Shinzo Abe, now Japan's prime minister, on the campaign trail in December. (Buddhika Weerasinghe/Getty Images)

Japanese Prime Minister Shinzo Abe, who took office in December, was not shy about discussing Japan's problems in a recent interview with The Washington Post. But neither did he hold back on China, accusing it of attempting to take the disputed Senkaku/Diaoyu Islands "by coercion or intimidation" and warning that China risked "losing the confidence of the international community."

The Washington Post's Chico Harlan wrote about the interview here. The full transcript is here. Some of the highlights are below; I've added emphasis in some places by bolding sections that struck me as noteworthy.

A quick note: The interview was conducted in Japanese and translated into English.

On China 'teaching' anti-Japanese sentiment

As a country that is under the one-party rule of the Communist Party, normally what they should be seeking is equality of results. And I believe it is fair to say that is probably what constitutes the legitimacy of one-party rule by the Communist Party. But as a result of introducing the market economy, China has dropped one of its pillars of legitimacy, which was equal results for all.

This has led them to require some different pillars — one of which is high economic growth, and another of which is patriotism. ...

And the other pillar they are now seeking is teaching patriotism in their education. What is unfortunate, however, is that in the case of China, teaching patriotism is also teaching anti-Japanese sentiment. In other words, their education policy of teaching patriotism has become even more pronounced as they started the reform and opening policy.

On China's future

This, however, is also a dilemma faced by China. That is to say, the mood and atmosphere created by the education in China attaching importance on patriotism — which is in effect focusing on anti-Japanese sentiment — is in turn undermining their friendly relationship with Japan and having an adverse effect on its economic growth. And the Chinese government is well aware of this.

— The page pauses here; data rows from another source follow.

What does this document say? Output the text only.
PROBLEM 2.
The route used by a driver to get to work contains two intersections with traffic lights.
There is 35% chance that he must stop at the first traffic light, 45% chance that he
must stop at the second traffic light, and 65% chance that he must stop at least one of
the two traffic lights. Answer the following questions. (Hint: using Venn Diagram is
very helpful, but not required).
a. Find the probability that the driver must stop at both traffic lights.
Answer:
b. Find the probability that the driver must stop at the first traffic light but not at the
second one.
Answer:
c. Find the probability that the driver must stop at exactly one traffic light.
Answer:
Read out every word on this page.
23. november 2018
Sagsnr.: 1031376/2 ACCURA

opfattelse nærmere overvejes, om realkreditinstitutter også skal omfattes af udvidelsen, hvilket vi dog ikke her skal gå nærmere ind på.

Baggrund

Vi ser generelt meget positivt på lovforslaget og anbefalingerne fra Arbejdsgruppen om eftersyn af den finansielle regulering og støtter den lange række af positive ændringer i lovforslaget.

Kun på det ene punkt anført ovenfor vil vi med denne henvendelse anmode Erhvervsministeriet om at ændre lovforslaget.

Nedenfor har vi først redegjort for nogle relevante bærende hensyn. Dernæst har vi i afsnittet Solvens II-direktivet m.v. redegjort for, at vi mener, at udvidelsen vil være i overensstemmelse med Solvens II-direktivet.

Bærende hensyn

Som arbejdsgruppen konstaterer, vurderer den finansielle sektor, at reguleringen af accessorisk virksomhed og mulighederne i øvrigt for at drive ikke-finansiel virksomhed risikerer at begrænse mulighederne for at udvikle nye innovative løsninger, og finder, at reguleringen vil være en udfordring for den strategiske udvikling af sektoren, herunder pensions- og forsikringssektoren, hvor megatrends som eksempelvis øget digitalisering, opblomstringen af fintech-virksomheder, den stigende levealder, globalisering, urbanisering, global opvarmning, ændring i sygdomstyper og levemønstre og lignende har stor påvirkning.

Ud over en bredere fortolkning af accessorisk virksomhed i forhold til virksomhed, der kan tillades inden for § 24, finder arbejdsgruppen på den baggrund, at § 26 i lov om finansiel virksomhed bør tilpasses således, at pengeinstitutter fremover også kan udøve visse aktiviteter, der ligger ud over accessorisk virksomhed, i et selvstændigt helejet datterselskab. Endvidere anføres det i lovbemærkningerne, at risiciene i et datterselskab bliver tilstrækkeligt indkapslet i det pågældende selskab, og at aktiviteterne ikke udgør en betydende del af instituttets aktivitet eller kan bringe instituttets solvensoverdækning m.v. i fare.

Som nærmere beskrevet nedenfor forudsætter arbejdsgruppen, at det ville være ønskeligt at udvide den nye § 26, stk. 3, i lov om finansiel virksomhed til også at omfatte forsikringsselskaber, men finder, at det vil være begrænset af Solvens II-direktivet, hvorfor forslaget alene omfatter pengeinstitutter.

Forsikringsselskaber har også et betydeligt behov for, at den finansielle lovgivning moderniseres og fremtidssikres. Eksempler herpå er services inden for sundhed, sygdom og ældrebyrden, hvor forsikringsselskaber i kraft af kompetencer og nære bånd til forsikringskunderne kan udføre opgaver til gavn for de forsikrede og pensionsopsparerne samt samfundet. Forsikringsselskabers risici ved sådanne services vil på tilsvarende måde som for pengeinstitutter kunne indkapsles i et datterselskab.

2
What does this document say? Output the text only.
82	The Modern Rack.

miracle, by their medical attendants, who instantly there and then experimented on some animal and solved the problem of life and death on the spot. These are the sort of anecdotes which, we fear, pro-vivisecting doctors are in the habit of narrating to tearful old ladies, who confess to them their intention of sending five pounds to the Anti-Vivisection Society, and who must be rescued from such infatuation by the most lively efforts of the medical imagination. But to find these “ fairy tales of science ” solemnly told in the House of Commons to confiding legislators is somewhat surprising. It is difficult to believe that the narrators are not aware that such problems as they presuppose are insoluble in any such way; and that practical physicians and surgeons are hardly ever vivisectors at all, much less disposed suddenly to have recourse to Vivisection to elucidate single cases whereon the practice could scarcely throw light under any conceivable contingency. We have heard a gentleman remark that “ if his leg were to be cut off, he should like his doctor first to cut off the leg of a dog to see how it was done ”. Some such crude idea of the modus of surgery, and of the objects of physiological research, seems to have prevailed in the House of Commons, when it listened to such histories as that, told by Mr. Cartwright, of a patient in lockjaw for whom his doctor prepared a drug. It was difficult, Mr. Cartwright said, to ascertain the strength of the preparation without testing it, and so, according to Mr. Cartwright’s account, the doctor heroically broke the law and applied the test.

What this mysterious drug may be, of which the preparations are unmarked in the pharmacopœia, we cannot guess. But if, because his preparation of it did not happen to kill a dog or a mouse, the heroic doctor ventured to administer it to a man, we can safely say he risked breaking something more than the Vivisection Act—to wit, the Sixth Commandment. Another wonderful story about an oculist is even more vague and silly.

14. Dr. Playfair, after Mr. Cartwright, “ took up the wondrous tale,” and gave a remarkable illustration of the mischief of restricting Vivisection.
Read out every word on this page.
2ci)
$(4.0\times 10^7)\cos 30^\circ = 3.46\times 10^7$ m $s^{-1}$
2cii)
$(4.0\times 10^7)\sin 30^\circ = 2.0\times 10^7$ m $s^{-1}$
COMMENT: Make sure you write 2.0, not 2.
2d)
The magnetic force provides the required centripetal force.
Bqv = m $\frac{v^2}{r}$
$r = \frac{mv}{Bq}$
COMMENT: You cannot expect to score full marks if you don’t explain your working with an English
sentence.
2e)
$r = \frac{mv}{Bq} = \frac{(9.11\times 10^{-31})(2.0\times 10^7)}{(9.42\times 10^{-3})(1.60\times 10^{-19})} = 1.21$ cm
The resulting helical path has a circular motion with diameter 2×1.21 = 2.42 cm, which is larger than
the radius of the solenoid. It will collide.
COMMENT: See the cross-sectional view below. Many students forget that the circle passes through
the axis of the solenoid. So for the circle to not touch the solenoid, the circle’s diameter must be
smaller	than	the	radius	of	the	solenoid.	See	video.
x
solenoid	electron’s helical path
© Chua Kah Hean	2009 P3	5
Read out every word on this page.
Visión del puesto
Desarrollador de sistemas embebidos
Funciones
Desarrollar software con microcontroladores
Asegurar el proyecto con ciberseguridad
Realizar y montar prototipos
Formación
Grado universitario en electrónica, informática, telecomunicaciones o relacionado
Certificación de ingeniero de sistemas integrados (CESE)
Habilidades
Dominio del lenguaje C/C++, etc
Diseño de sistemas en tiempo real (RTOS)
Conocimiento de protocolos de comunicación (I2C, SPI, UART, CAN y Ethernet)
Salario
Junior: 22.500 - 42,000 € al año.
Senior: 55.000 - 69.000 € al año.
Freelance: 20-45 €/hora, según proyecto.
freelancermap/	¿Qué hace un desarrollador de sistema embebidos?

... I wish to make the point that without economic growth, they will not be able to control the 1.3 billion people in China under the one-party rule by the Communist Party.

On 'defending the Japanese territory'

Also, regarding the security environment, for instance, we were having many cases of violations made by Chinese government vessels in territorial waters of Japan, and also we were experiencing many cases where there have been intrusions into Japan’s air defense identification zone and territorial airspace. I believe, therefore, that that has attracted support for my very strong position that we should make sure to defend the Japanese territory, territorial waters and airspace with strong determination. ...

Accordingly, for the first time in 11 years, I have increased our defense budget, as well as the budget for the Japan coast guard. It is important for us to have them recognize that it is impossible to try to get their way by coercion or intimidation. In that regard, the Japan-U.S. alliance, as well as the U.S. presence, would be critical.

On deterring China

Regarding the Senkaku Islands, which is under the valid control of Japan, we need to make them recognize that that current status of Japan’s valid control cannot be changed by coercion or intimidation. Such behavior is going to have an effect on their economic activity at the end of the day, because it will lead to losing the confidence of the international community which will result in less investments in China. I believe it is fully possible to have China to change their policy once they gain that recognition.

On Japan's 'declining' economy and 'foreign policy clout'

In Japan, usually, once you become prime minister, you do not have a second chance. Probably the reason why that was not the case this time is because Japan is facing an increasingly challenging situation.

In particular, it’s the sluggish economy that we are facing, and also the fact that Fukushima and the areas affected by the Great East Japan Earthquake are having a hard time in their reconstruction efforts. Also, as a result of the trust and confidence between Japan and the United States having gone through a pretty rocky period, Japan’s foreign policy clout has been declining. And the stability in Japan’s adjacent waters and in the Asia-Pacific region is being affected, with acts of provocation seen against Japan’s territory and territorial waters.

And also, the sluggish economy is creating a situation where the young people in Japan cannot cherish their desires or have prospects for their future. Also, the decline in Japan’s economic capability is resulting in a declining presence for Japan’s foreign policy as well.

There's also a very interesting discussion about Abe's controversial statements denying some of Japan's wartime abuses; he has previously pledged to revise the country's 1993 apology for the sexual enslavement of Korean women during World War II.

In the interview, Abe doesn't disown those earlier statements, but he doesn't take the bait on them either. He seems to focus on Beijing's role in stoking anti-Japanese sentiment without even obliquely referencing the very severe Japanese military occupation during World War II that has also helped shape Chinese attitudes. As a politician, you don't expect him to place much blame on Japan in a Chinese-Japanese dispute, but this interview seems to suggest he's going to focus more on standing up to China than on addressing the historical roots of that animosity.